Loafer pipelines are driven by a single YAML configuration file. Here is the structure:

```yaml
# Pipeline metadata
name: User Sync Pipeline
mode: etl  # Supports 'etl' or 'elt'

# Extract configuration
source:
  type: rest_api
  url: "https://api.example.com/users"
  method: GET

# Load configuration
target:
  type: postgres
  url: ${TARGET_DB_URL}
  table: users_dim

# Transform logic
transform:
  type: custom
  path: ./transforms/clean_users.py

# Optional: LLM Configuration (required if using type: ai or mode: elt)
llm:
  # Supported providers: gemini, openai, claude, qwen
  provider: gemini
  model: gemini-2.5-flash
  api_key: ${GEMINI_API_KEY}

# Performance & Validation
chunk_size: 1000
streaming_threshold: 10000

validation:
  strict: true
  max_null_rate: 0.1
```

## LLM Setup

To use the AI transformations (via `type: ai`) or dynamic SQL generation in ELT mode, you must specify an LLM provider in your configuration. We recommend setting API keys via environment variables for security.

Loafer supports four providers out-of-the-box:

**1. Gemini (Default)**
```yaml
llm:
  provider: gemini
  model: gemini-2.5-flash
  api_key: ${GEMINI_API_KEY}
```

**2. OpenAI**
```yaml
llm:
  provider: openai
  model: gpt-4o
  api_key: ${OPENAI_API_KEY}
```

**3. Claude (Anthropic)**
```yaml
llm:
  provider: claude
  model: claude-3-5-sonnet-20241022
  api_key: ${ANTHROPIC_API_KEY}
```

**4. Qwen (Alibaba)**
```yaml
llm:
  provider: qwen
  model: qwen-max
  api_key: ${QWEN_API_KEY}
```


## Development

Setting up Loafer for local development requires `uv` (or standard `pip` / `hatch`).

1. **Clone and Install dependencies:**
   ```bash
   git clone https://github.com/yourusername/loafer.git
   cd loafer
   # If using uv for fast dependencies:
   uv sync
   # Or using standard pip:
   pip install -e ".[dev]"
   ```

2. **Run Tests:**
   Loafer uses `pytest` for unit and integration testing.
   ```bash
   pytest
   ```

3. **Code Style:**
   This project uses standard Python linting and formatting tools.
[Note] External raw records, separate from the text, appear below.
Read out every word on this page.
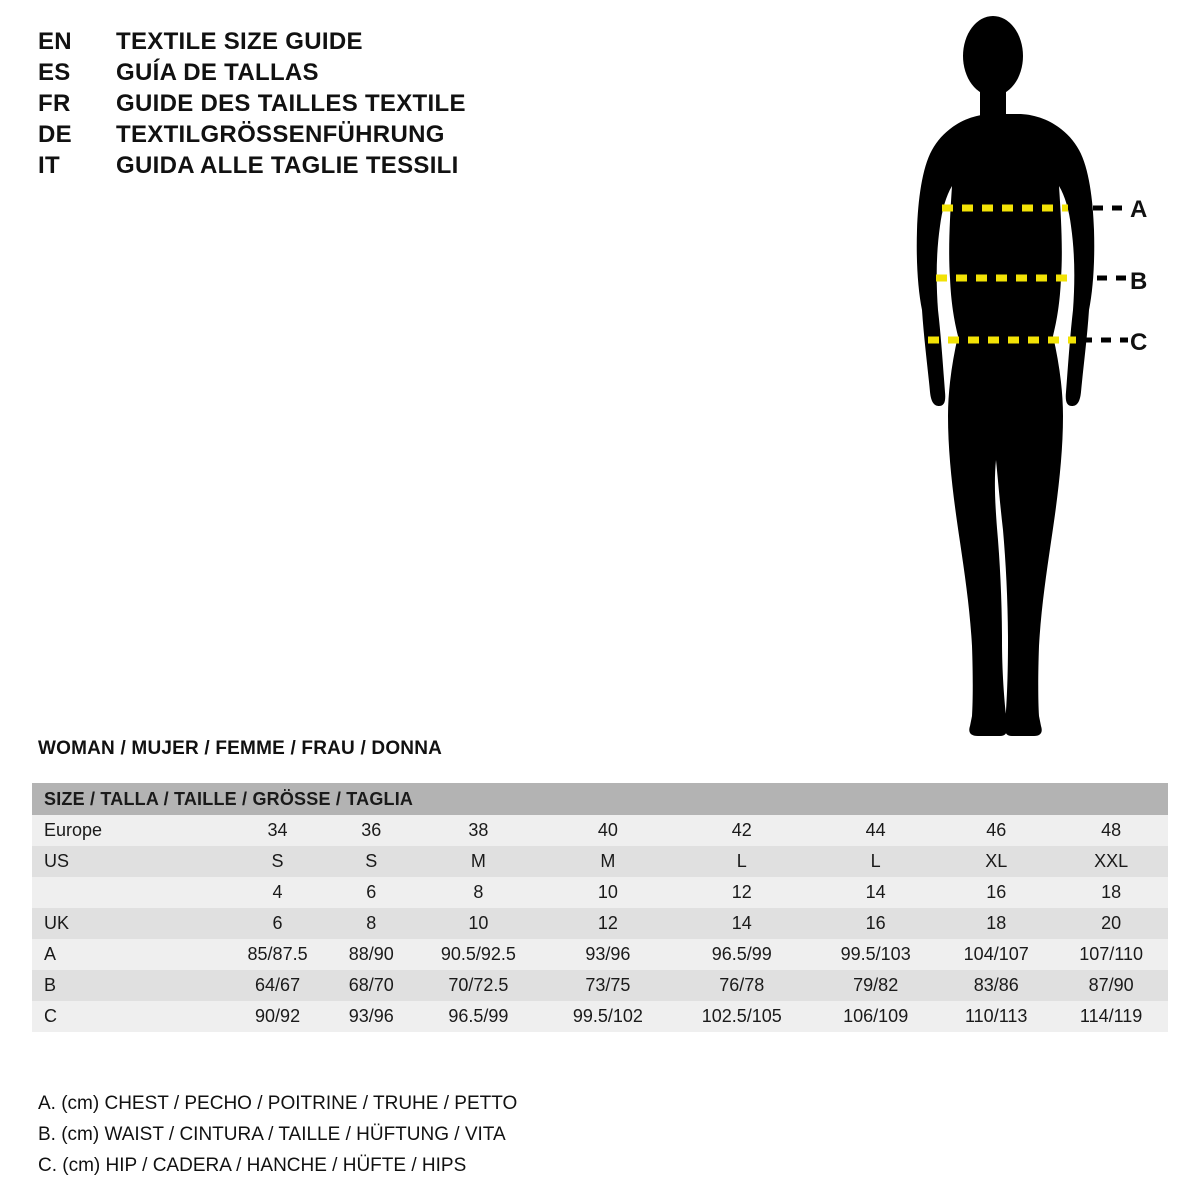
EN	TEXTILE SIZE GUIDE
ES	GUÍA DE TALLAS
FR	GUIDE DES TAILLES TEXTILE
DE	TEXTILGRÖSSENFÜHRUNG
IT	GUIDA ALLE TAGLIE TESSILI
A
B
C
WOMAN / MUJER / FEMME / FRAU / DONNA
SIZE / TALLA / TAILLE / GRÖSSE / TAGLIA								
Europe	34	36	38	40	42	44	46	48
US	S	S	M	M	L	L	XL	XXL
	4	6	8	10	12	14	16	18
UK	6	8	10	12	14	16	18	20
A	85/87.5	88/90	90.5/92.5	93/96	96.5/99	99.5/103	104/107	107/110
B	64/67	68/70	70/72.5	73/75	76/78	79/82	83/86	87/90
C	90/92	93/96	96.5/99	99.5/102	102.5/105	106/109	110/113	114/119
A. (cm) CHEST / PECHO / POITRINE / TRUHE / PETTO
B. (cm) WAIST / CINTURA / TAILLE / HÜFTUNG / VITA
C. (cm) HIP / CADERA / HANCHE / HÜFTE / HIPS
We recommend running `ruff` prior to committing:
   ```bash
   ruff check .
   ruff format .
   ```

## Contributing

Contributions are highly encouraged! Whether it’s a new data connector, a bug fix, or an improvement to the documentation, we'd love your help.

1. Fork the repository.
2. Create a new branch for your feature (`git checkout -b feature/amazing-connector`).
3. Commit your changes with clear messages.
4. Open a Pull Request against the `main` branch.
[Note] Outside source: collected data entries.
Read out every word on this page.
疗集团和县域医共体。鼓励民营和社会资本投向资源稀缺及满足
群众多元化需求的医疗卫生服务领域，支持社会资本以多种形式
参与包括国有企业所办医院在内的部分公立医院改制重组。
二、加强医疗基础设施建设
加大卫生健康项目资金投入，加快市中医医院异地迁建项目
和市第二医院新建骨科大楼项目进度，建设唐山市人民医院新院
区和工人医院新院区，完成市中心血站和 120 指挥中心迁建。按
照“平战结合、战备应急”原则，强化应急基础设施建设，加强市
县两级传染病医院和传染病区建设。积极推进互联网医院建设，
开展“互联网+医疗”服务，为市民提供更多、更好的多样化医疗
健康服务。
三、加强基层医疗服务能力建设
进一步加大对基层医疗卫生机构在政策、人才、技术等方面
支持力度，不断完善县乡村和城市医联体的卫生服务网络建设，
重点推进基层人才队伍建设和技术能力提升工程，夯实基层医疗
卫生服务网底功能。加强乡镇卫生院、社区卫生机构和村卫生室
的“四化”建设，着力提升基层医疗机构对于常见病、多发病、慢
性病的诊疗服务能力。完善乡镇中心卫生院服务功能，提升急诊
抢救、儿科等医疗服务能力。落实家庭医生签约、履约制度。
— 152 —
Keep things simple and ensure any new features include appropriate tests.

## Links

- **GitHub Repository**: [https://github.com/lupppig/loafer](https://github.com/lupppig/loafer)
- **PyPI Package**: [https://pypi.org/project/loafer-etl/](https://pypi.org/project/loafer-etl/)

## License

This project is licensed under the MIT License. See the [LICENSE](LICENSE) file for details.